Everyone appeared comfortable. The hotshots, the politicians, the momma and pop. A few weeks ago we had three birthdays. Dames that was all over 90 years old, and three different parties. – The great equalizer. – We do it traditional Southern style. Just like how my grandmother are applied to stimulate her chicken. – Is that where the recipe comes from, is a family recipe? – Yeah. We use a three and a half pound chicken, decorate it good, then season it evenly, don’t exactly season it and throw it in the fryer.

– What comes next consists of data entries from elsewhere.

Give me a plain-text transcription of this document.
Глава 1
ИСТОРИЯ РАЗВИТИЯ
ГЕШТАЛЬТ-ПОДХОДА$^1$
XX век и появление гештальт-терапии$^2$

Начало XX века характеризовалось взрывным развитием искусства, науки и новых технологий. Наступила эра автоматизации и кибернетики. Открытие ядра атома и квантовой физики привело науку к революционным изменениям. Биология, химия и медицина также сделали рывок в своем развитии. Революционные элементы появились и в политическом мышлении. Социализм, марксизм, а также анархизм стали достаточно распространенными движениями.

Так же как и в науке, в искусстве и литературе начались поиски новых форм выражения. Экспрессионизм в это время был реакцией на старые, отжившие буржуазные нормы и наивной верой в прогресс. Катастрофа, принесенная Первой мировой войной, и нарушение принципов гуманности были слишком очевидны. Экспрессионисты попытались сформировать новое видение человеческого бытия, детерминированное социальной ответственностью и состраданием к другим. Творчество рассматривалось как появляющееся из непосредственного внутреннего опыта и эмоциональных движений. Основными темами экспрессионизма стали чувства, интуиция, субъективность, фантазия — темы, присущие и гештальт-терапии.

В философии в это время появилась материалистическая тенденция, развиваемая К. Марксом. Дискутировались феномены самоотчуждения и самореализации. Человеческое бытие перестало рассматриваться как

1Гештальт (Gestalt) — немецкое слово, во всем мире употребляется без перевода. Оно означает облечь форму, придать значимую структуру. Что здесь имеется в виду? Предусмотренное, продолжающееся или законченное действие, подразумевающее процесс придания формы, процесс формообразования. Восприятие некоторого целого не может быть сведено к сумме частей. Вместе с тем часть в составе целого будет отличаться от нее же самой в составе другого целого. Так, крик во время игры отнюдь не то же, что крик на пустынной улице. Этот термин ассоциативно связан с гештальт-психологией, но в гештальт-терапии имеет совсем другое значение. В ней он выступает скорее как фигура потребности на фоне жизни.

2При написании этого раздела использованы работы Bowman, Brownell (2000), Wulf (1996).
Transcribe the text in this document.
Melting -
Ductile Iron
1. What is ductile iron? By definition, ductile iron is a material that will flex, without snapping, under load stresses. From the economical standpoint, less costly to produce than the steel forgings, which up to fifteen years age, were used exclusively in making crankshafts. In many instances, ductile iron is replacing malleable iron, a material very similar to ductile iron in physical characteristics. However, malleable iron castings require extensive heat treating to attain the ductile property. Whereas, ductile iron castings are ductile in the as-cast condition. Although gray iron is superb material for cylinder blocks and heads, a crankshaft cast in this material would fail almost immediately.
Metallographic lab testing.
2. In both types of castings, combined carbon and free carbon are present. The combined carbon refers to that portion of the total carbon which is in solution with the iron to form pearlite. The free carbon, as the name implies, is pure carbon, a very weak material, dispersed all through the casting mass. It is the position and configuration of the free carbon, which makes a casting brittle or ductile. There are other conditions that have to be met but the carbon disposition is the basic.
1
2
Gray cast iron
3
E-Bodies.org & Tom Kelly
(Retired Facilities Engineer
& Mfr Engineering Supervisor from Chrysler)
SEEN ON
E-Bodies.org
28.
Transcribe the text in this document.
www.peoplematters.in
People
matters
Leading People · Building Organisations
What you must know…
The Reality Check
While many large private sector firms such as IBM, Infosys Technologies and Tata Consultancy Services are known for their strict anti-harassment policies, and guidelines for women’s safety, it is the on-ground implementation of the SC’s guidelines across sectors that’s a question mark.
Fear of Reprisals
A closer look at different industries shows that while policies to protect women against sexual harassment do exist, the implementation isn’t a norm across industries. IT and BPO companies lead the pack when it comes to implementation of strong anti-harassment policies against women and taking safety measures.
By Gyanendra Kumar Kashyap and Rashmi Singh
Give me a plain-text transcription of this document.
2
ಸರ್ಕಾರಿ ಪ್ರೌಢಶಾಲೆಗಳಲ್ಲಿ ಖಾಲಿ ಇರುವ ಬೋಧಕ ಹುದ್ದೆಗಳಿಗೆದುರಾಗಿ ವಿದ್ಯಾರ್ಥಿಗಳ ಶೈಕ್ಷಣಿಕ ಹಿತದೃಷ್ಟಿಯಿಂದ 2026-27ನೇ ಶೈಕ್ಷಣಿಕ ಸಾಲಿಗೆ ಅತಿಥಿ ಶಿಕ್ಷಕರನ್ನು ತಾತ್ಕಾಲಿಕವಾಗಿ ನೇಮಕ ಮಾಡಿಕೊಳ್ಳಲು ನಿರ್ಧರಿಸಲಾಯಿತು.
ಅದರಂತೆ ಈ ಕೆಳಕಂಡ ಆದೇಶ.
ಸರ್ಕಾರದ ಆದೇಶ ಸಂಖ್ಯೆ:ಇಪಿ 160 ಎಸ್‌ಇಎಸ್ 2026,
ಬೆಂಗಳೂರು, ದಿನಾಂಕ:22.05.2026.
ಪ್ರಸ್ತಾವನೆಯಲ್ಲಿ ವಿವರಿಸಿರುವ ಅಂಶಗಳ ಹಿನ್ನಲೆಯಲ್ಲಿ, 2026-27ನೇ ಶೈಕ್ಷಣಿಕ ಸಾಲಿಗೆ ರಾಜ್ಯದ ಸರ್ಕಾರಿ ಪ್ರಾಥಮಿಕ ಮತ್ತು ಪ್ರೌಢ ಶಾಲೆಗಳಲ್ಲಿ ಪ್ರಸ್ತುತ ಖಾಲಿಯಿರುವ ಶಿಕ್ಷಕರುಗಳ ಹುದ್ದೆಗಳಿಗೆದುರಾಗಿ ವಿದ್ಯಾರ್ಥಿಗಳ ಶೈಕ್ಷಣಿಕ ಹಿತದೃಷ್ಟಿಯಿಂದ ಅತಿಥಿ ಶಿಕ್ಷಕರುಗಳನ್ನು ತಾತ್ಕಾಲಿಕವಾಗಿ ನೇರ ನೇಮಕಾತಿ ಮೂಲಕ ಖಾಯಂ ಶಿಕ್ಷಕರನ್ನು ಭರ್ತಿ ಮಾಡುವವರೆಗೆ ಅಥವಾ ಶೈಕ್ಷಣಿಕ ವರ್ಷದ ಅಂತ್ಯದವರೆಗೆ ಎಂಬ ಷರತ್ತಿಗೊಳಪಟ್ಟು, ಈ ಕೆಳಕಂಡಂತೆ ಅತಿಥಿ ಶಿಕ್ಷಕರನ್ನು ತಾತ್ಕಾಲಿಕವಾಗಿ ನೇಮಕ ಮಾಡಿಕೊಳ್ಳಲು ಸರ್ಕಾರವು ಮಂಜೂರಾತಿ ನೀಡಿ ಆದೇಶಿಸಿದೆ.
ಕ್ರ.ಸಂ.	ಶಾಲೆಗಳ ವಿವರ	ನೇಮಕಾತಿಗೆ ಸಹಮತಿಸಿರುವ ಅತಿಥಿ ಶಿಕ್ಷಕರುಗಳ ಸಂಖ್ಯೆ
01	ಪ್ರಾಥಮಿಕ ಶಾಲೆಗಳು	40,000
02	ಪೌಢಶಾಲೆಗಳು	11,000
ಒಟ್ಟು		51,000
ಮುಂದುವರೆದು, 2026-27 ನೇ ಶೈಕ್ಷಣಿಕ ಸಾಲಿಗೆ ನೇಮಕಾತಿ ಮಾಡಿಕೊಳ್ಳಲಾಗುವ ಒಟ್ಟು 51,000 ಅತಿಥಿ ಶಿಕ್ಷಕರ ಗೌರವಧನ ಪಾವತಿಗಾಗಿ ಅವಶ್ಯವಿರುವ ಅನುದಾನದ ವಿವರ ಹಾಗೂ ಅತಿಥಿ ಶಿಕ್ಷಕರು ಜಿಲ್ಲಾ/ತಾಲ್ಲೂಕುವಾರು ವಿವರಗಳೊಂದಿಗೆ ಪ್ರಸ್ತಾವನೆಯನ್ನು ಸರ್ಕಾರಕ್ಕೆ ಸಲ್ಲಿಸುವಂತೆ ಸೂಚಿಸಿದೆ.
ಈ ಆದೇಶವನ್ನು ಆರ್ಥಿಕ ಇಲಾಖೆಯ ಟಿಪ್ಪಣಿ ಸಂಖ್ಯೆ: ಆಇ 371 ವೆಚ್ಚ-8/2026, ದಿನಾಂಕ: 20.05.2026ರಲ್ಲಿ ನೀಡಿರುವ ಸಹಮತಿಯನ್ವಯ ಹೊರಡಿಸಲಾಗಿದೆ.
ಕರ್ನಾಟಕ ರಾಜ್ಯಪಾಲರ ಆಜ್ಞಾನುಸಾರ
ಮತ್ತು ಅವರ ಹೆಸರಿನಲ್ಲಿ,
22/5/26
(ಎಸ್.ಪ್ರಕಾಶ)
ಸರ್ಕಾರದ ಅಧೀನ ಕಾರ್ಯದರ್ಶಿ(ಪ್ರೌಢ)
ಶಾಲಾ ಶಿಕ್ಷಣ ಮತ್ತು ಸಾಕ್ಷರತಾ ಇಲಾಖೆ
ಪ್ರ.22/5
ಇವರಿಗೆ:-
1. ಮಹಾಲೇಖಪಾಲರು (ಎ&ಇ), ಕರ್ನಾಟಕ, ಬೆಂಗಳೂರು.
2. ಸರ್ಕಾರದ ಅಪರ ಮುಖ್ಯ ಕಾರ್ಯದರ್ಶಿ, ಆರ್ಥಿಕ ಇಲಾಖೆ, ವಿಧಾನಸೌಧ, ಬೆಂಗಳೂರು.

Massage it like when you scavenge a babe with the baby petroleum on them. That’s how you do the chicken. – You create a newborn with affection and you create a fried chicken with cherish. – That’s right, you consider the fried chicken with cherish. Let it marinade, then floods it in all-purpose flour. Pat it to knock off the excess, fry it for 12 minutes and enjoy what you’re doing. – Yeah. – It’s amazing to be the oldest, the authentic, the original, all of those little mottoes, you are familiar with, mean something.

– Alright, well I think its time to try the deep-fried chicken. – Fried freaking chicken. – One of best available fleshes with one of best available preparations. Welcome to flavor town. Oh male. Oh, there’s like a additional crunchy little bit right here. – The skin is a perfect shell. – It’s like a suit of armour for a chicken knight. – You ready? – I am ready.

– Oh my gosh, it’s so juicy on the back. – I’m ready. – To fried chicken. Mmmm. – That’s( bleep) good.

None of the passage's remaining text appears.